Nikola Khristov

Personal information
- Nationality: Bulgarian
- Born: 14 February 1952 Sofia, Bulgaria
- Died: 26 March 2020 (aged 68)

Sport
- Sport: Athletics
- Event: Shot put

Medal record
Representing Bulgaria
Summer Universiade
| Silver medal – second place | 1977 Sofia | Shot put |
| Bronze medal – third place | 1979 Mexico City | Shot put |

= Nikola Khristov =

Bulgarian shot putter (born 1952)

Nikola Khristov (14 February 1952 - 26 March 2020) was a Bulgarian shot putter.

He finished tenth at the 1974 European Indoor Championships, seventh at the 1975 European Indoor Championships eighth at the 1976 European Indoor Championships. won the 1976 Balkan Championships, finished twelfth at the 1977 European Indoor Championships won the silver medal at the 1977 Summer Universiade, won the 1978 Balkan Championships, won the bronze medal at the 1979 Summer Universiade, and finished twelfth at the 1982 European Championships. He also competed at the 1974 European Championships and the 1980 Summer Olympics without reaching the final.

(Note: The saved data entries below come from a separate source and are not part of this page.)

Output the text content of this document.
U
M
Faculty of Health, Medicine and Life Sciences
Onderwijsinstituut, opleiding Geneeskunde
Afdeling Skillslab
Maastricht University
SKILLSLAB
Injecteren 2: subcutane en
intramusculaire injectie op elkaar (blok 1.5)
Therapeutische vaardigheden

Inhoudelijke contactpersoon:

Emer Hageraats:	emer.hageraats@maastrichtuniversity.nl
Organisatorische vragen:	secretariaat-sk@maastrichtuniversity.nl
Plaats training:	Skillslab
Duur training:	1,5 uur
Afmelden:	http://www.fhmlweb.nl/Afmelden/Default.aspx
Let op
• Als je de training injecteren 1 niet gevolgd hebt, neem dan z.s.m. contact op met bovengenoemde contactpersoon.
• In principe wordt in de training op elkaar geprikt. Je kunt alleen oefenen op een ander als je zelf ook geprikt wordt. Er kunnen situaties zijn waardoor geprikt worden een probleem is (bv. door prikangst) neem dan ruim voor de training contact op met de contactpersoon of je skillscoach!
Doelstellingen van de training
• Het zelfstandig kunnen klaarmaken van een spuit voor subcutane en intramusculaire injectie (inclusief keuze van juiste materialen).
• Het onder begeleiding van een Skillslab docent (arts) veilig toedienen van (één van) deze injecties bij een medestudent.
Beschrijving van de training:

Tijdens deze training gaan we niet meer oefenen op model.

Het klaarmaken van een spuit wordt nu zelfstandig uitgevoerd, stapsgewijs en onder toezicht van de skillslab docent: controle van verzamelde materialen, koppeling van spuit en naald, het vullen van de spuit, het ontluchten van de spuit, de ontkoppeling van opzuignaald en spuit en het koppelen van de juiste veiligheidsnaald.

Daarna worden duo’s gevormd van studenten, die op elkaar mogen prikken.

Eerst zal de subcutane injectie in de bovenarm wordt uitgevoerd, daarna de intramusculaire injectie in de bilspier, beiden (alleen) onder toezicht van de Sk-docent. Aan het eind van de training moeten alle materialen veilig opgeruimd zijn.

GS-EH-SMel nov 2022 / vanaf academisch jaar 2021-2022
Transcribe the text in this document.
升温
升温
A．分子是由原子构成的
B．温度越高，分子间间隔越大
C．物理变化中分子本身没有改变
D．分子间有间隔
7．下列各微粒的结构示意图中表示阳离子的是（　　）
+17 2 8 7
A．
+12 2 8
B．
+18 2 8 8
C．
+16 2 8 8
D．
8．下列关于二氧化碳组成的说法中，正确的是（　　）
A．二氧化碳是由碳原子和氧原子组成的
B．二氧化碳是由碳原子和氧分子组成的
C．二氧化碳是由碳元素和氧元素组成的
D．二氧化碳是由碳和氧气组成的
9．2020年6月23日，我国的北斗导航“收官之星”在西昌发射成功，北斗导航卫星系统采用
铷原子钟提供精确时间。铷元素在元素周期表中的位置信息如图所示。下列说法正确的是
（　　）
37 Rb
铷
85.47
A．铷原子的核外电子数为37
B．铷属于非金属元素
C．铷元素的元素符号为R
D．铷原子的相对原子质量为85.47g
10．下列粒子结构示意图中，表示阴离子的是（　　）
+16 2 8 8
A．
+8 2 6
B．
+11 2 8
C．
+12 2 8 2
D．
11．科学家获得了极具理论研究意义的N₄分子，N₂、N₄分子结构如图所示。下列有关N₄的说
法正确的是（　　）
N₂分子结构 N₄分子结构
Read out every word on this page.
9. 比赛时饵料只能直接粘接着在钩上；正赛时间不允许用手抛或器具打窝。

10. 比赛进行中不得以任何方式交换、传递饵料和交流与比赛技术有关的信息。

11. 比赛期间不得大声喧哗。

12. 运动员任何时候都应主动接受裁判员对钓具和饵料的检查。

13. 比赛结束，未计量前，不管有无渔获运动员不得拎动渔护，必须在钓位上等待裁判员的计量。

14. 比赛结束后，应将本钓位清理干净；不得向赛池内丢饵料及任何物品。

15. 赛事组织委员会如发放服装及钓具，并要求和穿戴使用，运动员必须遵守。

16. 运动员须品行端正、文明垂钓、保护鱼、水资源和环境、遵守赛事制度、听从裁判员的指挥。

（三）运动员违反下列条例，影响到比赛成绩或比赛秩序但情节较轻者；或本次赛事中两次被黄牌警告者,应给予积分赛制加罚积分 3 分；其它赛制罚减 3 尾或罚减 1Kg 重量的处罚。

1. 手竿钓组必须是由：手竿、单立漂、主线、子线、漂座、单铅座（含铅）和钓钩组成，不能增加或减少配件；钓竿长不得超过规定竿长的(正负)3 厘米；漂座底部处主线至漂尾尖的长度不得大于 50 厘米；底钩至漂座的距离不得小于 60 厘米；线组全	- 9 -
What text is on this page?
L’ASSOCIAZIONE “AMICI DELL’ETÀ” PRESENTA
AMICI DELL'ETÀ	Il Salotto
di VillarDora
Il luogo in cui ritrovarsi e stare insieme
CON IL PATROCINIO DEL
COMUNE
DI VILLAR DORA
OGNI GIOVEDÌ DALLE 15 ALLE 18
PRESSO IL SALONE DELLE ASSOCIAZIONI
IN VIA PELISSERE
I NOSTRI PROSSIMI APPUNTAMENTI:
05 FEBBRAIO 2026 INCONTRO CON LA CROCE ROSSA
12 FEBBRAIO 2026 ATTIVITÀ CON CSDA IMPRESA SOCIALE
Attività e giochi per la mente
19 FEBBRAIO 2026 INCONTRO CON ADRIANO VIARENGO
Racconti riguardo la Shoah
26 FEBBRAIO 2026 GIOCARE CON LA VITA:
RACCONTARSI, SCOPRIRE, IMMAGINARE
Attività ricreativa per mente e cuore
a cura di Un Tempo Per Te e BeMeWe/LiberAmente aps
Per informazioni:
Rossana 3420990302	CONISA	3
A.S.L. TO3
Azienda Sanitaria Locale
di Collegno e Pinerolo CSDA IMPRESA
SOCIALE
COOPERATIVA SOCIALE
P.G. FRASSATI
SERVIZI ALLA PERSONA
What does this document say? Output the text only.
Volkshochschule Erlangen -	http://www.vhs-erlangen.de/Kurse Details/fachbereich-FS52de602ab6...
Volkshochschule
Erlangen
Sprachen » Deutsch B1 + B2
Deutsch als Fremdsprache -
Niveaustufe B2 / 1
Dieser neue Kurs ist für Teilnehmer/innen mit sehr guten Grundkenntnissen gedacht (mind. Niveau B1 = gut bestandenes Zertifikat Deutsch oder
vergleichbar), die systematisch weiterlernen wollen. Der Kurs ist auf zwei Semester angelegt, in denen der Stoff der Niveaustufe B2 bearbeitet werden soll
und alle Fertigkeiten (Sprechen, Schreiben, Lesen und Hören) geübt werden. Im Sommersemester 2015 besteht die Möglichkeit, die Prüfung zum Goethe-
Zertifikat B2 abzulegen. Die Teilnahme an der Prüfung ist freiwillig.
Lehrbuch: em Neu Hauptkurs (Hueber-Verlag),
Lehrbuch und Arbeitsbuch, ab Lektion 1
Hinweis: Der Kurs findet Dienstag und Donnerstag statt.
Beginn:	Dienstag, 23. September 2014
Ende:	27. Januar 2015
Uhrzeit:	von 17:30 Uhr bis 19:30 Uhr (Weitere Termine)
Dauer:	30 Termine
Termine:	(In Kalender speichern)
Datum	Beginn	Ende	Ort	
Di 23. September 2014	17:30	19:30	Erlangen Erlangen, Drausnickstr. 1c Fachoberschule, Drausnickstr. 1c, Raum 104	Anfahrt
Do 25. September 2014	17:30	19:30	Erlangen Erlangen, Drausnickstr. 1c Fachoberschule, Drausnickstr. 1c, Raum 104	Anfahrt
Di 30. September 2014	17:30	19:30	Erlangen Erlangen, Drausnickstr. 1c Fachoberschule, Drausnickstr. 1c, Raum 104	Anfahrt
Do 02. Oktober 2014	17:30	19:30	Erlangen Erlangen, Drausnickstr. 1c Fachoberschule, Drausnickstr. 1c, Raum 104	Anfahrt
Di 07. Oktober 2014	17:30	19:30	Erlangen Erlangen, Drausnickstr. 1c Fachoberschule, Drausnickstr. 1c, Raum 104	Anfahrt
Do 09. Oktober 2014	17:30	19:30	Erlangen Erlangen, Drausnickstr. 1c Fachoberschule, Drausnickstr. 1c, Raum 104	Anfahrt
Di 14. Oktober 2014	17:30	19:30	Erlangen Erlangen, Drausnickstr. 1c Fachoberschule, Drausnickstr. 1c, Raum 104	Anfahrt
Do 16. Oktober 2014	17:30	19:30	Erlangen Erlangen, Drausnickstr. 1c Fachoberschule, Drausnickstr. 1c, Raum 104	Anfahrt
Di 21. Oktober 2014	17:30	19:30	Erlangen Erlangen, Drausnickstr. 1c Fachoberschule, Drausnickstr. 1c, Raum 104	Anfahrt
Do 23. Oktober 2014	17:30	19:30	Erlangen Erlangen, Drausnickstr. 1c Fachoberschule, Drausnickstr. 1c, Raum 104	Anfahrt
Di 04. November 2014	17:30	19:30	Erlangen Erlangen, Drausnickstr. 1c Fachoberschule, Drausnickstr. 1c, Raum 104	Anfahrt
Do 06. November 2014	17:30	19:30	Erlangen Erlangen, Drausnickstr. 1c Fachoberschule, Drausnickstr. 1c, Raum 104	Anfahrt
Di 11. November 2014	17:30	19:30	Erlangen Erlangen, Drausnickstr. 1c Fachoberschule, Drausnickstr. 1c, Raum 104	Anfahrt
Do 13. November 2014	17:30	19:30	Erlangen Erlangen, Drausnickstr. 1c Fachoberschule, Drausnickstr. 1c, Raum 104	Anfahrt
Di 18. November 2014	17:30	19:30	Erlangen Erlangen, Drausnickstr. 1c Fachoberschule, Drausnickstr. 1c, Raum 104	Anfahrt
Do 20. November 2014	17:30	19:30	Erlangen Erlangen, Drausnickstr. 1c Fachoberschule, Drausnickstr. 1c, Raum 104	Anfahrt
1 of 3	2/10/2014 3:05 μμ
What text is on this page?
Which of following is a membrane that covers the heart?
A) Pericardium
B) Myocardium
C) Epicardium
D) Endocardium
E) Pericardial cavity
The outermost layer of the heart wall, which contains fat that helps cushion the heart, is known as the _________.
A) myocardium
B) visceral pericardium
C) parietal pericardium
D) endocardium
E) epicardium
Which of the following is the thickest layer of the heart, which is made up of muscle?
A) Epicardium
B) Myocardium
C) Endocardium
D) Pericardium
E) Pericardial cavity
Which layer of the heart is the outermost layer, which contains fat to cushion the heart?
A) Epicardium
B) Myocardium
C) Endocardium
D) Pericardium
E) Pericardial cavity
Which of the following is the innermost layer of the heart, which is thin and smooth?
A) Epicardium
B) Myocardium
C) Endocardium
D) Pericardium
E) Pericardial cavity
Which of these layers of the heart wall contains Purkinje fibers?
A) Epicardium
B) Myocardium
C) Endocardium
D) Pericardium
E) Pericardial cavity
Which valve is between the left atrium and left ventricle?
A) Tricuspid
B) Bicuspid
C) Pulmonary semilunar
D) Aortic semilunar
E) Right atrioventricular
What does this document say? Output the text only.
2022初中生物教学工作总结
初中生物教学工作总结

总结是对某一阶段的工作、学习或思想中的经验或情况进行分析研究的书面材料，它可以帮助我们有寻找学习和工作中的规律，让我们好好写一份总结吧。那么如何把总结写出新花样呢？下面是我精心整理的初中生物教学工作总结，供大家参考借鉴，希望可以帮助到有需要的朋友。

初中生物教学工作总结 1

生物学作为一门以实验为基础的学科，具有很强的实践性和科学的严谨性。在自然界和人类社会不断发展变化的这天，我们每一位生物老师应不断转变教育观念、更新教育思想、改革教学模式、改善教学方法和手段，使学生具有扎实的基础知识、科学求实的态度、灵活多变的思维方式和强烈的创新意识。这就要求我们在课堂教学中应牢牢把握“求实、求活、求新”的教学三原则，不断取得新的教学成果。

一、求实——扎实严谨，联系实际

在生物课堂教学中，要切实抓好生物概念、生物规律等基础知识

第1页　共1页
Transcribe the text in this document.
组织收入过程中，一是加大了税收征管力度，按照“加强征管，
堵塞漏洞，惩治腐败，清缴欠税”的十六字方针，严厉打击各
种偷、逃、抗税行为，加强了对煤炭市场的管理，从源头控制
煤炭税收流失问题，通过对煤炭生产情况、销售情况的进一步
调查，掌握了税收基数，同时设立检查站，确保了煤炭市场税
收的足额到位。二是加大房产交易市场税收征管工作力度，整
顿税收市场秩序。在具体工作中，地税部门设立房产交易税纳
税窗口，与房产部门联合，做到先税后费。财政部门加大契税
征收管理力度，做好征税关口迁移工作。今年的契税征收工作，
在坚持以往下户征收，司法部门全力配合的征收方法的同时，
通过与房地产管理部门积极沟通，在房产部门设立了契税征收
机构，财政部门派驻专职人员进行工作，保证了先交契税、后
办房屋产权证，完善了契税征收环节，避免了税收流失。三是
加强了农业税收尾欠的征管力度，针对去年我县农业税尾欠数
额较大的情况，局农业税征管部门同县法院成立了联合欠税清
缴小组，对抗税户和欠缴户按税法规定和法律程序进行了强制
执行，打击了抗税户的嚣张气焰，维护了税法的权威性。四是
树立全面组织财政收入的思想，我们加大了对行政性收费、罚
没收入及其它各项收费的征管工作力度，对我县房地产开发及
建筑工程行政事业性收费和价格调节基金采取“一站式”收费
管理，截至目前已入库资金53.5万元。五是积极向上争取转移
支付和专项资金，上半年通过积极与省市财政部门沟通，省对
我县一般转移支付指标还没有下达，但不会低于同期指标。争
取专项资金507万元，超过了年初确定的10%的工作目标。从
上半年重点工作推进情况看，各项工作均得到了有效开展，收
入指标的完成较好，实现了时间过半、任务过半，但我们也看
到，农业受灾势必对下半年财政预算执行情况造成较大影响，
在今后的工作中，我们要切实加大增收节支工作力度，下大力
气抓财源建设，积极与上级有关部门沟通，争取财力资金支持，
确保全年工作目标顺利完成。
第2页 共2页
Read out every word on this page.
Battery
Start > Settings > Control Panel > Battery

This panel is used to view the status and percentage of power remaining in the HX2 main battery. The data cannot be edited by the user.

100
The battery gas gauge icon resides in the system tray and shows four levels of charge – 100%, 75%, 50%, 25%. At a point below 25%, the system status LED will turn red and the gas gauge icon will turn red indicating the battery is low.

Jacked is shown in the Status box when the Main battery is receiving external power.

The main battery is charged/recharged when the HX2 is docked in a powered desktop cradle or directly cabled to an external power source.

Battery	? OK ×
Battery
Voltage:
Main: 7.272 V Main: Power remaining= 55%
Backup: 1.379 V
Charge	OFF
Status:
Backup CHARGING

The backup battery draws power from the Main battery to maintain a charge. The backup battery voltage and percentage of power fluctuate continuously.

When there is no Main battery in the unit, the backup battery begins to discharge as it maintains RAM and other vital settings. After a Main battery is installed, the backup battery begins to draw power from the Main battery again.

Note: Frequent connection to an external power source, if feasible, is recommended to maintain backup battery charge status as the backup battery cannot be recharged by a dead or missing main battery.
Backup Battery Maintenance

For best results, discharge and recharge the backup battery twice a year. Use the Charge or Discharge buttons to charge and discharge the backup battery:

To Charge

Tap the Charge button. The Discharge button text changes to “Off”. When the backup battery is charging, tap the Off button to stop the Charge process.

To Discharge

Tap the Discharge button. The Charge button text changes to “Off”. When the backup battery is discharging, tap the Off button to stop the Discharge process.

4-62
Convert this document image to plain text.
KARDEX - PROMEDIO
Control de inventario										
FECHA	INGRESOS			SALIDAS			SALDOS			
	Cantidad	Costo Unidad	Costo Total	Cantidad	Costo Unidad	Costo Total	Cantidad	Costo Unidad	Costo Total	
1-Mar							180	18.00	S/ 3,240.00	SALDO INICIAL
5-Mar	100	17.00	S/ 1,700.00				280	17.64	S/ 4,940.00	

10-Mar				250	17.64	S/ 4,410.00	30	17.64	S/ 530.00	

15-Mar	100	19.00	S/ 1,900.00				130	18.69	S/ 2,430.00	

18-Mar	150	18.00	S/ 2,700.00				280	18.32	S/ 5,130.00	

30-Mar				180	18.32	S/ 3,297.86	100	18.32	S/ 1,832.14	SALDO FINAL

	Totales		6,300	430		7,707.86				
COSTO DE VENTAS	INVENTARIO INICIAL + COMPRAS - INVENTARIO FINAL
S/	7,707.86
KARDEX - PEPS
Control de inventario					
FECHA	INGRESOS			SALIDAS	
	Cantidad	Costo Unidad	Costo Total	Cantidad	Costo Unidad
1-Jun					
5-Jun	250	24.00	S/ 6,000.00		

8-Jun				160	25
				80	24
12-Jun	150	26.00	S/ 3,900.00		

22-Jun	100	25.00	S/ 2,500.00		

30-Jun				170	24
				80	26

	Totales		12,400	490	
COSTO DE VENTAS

He became Bulgarian champion in 1976, 1976, 1978, 1980 and 1981, as well as Bulgarian indoor champion in 1980, 1981 and 1982. He rivalled mainly with Valcho Stoev and Mikhail Kyoshev. He was born in Sofia and represented the clubs Botev Vratsa and Levski Spartak. His personal best throw was 20.40 metres, achieved in August 1981 in Budapest. Indoors he had 20.44 metres, achieved in 1980.